The production and commercialization of lab-grown diamonds has grown exponentially over the past decade as consumers have taken on the responsibility to become more educated about the industry and its controversial implications. While the idea of growing a diamond in a lab is relatively new for most people, its origins trace back to the late 1800s.

Henri Moissan, a French chemist whose studies focused mostly on isolating fluorine from its compounds, is credited with the first production of a synthesized diamond in 1893. Using charcoal, Moissan heated this form of carbon with iron in a furnace which caused the iron to melt, and thereafter let it cool rapidly to generate high pressure in order to transform the charcoal into diamonds.
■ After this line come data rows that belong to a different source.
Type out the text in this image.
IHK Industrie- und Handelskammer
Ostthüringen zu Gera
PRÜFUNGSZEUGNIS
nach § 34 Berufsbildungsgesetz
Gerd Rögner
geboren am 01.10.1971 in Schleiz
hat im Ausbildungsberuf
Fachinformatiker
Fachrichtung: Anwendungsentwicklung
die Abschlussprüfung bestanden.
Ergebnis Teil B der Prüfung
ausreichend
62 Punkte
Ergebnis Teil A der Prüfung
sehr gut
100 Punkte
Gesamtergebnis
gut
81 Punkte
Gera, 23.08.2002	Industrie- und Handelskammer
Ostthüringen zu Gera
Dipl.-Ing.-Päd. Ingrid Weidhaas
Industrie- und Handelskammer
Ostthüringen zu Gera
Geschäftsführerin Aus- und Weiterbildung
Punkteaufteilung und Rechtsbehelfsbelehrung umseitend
Following this discovery, his experiment was recreated by others and they were also able to successfully produce very small diamonds. After years of perfecting the process with this method, the commercially successful production of synthetic diamonds was finally achieved in the 1950s. This incredible scientific discovery is how lab-grown diamonds eventually came to be, changing the diamond industry forever.

Moissan is also accredited with discovering a mineral made of silicon carbide within fragments of a meteorite, which was later named ‘moissanite’ (named after him) and is commonly used as an alternative to diamonds. Because moissanite is very rare and only found in a few places on Earth (such as tops of volcanoes), most moissanite on the market is also lab-grown.